Icalled the meeting after dark, right after the last customer wheeled his oil-soaked Harley off the lot and the garage settled into its usual after-hours hush. Bronc was already in the war room, the blue light from his phone making his face look younger than it was, or maybe just more haunted. Papa was seated in his usual spot. Arsenal and Doc came in together, Doc with a stack of folders, Arsenal with a handful of sunflower seeds he cracked with his molars and spat into the trash. Gunner drifted in last, still green enough to hover near the door, back to the wall.

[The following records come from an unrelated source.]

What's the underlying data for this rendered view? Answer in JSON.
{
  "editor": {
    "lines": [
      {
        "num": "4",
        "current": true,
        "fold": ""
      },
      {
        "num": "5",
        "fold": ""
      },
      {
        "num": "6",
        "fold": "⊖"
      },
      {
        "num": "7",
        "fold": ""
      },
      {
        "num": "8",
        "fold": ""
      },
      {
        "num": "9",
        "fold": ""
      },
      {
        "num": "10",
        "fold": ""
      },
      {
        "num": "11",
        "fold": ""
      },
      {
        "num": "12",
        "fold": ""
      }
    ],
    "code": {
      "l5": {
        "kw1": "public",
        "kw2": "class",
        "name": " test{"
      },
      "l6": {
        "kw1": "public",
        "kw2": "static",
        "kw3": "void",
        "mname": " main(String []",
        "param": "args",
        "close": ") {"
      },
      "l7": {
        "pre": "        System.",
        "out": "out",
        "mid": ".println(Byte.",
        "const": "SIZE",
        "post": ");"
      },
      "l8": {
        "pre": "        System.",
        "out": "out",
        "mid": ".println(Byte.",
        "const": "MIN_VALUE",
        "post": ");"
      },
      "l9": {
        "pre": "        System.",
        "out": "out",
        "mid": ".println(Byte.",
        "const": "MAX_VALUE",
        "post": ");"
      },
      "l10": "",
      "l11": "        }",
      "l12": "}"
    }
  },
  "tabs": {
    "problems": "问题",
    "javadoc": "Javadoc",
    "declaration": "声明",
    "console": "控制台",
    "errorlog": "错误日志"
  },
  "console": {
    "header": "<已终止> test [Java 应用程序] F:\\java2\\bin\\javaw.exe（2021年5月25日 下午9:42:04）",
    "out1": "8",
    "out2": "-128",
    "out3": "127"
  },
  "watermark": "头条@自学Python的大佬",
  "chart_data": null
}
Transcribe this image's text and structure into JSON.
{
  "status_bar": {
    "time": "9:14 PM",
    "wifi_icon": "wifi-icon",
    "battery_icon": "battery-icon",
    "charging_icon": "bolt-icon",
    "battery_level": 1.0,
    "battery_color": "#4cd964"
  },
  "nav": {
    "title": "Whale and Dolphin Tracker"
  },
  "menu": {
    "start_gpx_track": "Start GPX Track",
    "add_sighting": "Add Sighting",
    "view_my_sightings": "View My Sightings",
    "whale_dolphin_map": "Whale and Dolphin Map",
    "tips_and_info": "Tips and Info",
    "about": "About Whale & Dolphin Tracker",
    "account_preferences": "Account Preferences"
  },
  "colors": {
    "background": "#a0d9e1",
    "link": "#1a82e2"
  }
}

No one said a word until I shut the door and hit the blackout switch, killing the lights.

Bronc broke the quiet. “Whatever it is, Eli, you got fifteen minutes before Juliet gets here for dinner.” His voice was casual, but the way he stacked his hands on the table said he was expecting a war.

I took the end chair. “Don’t need that long.” My hands were too big for the little thumb drive, but I managed to slot it into the war room laptop and patch it to the wall monitor.

The main screen filled with a low-res video feed. At first, nothing but audio: Parker’s voice, brittle and fast, pacing on someproblem. Then Silas, the cockroach, his words oiled and smug. There wasn’t much video—just a shot of the inside of Parker’s jacket and some glimpses from her watch as she sat in front of Silas’s desk. But the mics were good. You heard every word.